La pratique de l’évaluation des politiques publiques est peu développée en Belgique. Depuis 1998, la Cour des comptes s’est vu attribuer une nouvelle compétence en matière du bon usage des deniers publics lui permettant d’opérer un contrôle de l’efficacité, de l’efficience et de l’économie (mais pas un contrôle d’opportunité ou de pertinence). On assiste aussi au développement récent d’initiatives telles que la création d’une Société wallonne de l’évaluation et de la prospective (Swep) et de la Société européenne d’évaluation (SEE).
Steve Jacob et Frédéric Varone présentent les résultats d’une recherche financée par les Services des affaires scientifiques, techniques et culturelles (SSTC). Ils comparent six cas d’évaluations de politiques publiques, dont les objets, les contextes, les commanditaires et les évaluateurs varient sensiblement.
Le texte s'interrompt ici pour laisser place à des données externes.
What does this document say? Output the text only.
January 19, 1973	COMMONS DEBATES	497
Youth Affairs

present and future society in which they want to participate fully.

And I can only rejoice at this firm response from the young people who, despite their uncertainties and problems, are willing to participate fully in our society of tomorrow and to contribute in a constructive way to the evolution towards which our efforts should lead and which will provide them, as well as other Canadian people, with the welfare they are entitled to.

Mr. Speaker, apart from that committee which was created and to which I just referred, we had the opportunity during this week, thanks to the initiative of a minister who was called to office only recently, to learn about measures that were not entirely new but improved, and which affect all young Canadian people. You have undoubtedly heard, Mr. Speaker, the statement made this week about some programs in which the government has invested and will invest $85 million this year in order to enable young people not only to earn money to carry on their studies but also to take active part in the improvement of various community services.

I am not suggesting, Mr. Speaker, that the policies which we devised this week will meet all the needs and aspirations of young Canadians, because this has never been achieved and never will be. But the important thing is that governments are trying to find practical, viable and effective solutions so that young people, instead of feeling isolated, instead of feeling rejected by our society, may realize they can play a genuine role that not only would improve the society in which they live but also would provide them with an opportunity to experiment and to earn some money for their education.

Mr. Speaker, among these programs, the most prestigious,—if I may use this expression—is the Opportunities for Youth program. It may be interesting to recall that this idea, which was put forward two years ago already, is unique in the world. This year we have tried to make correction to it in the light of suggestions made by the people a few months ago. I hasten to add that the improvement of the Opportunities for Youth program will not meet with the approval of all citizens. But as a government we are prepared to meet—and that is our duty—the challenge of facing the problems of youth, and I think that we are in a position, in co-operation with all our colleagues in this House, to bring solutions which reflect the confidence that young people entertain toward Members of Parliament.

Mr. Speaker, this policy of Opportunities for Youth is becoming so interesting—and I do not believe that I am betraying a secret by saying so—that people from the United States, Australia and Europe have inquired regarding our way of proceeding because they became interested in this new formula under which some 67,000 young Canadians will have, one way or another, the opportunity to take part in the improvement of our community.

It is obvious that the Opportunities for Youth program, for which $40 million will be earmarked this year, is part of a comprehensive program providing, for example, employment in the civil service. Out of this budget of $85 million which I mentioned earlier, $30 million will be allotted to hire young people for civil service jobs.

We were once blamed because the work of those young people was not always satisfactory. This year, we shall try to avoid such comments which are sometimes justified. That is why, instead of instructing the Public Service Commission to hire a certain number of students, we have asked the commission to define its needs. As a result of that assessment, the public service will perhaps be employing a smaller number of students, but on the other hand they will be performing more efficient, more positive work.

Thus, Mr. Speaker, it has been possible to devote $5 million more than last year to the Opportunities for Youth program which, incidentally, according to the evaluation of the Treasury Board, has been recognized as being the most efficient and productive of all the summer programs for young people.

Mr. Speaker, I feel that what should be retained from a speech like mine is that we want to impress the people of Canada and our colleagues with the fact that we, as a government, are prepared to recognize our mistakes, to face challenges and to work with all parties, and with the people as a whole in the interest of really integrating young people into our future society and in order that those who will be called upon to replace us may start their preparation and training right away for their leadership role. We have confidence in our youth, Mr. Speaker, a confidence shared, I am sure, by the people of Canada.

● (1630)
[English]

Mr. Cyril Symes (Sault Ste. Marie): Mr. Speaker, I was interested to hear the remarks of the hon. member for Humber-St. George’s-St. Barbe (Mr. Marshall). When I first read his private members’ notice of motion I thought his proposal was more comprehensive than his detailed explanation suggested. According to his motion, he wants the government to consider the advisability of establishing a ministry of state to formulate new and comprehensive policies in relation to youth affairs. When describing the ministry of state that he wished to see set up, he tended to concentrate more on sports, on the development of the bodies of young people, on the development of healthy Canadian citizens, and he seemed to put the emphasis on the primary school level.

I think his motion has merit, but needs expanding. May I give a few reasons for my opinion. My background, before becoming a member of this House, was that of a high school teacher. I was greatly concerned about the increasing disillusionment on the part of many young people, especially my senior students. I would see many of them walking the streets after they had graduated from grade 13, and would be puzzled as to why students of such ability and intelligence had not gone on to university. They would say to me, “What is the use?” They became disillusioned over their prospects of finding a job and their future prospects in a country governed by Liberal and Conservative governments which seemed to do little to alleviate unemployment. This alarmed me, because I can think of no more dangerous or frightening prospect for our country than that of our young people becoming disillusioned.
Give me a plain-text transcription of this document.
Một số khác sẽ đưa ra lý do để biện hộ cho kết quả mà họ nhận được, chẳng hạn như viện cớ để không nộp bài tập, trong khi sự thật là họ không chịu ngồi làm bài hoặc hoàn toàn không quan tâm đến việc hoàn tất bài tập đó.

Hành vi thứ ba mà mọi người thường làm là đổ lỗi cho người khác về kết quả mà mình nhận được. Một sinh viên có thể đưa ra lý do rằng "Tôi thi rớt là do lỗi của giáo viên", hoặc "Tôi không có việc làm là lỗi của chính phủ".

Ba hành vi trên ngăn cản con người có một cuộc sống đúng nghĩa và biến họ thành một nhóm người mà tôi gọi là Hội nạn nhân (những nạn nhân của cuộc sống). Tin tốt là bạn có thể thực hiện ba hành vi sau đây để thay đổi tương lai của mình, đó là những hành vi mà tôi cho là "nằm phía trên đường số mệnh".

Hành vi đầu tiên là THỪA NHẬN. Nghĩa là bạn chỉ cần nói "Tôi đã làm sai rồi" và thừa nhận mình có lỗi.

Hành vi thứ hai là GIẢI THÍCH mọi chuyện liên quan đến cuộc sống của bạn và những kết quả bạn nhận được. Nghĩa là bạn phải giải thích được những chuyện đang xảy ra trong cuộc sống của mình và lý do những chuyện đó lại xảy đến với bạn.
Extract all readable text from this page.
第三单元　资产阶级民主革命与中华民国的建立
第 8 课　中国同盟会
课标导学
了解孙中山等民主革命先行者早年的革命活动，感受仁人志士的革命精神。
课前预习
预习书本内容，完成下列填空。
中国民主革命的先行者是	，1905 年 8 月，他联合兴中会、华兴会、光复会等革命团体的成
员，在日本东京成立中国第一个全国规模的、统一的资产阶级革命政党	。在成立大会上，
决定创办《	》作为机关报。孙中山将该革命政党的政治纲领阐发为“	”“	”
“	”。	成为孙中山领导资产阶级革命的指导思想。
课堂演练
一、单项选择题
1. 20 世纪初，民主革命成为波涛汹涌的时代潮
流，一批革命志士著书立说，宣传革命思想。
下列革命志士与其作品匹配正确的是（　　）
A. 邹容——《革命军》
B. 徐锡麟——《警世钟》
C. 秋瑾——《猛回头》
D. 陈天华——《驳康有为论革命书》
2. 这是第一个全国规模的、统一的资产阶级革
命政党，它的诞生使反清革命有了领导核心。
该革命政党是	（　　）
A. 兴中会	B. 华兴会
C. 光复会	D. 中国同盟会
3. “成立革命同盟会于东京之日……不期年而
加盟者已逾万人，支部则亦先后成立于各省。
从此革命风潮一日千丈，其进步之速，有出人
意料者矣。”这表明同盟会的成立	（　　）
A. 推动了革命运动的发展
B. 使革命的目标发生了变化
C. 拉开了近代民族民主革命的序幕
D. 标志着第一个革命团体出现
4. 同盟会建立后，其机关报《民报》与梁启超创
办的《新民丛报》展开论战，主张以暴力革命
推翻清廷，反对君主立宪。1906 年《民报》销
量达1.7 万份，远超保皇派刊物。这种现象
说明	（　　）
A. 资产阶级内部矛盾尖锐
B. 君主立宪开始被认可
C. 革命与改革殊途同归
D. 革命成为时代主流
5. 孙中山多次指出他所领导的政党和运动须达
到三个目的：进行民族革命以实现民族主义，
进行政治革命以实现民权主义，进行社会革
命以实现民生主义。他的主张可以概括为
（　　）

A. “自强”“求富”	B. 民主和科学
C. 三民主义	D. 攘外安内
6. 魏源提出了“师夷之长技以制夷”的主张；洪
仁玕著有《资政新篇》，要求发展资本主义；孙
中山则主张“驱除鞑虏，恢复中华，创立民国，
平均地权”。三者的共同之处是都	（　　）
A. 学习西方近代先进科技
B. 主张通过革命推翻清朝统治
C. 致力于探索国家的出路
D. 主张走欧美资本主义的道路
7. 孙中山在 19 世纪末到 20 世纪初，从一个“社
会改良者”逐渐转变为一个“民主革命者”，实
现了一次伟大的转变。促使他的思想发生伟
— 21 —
L'objectif de cette « méta-évaluation » est d’identifier les tendances dominantes de la pratique évaluative au niveau fédéral.
Chacune des études de cas comprend l’analyse du contexte et de l’objet de l'évaluation, du cahier des charges, de la démarche, du rapport d’évaluation produit et du suivi politique ainsi qu’une brève appréciation de la démarche évaluative observée.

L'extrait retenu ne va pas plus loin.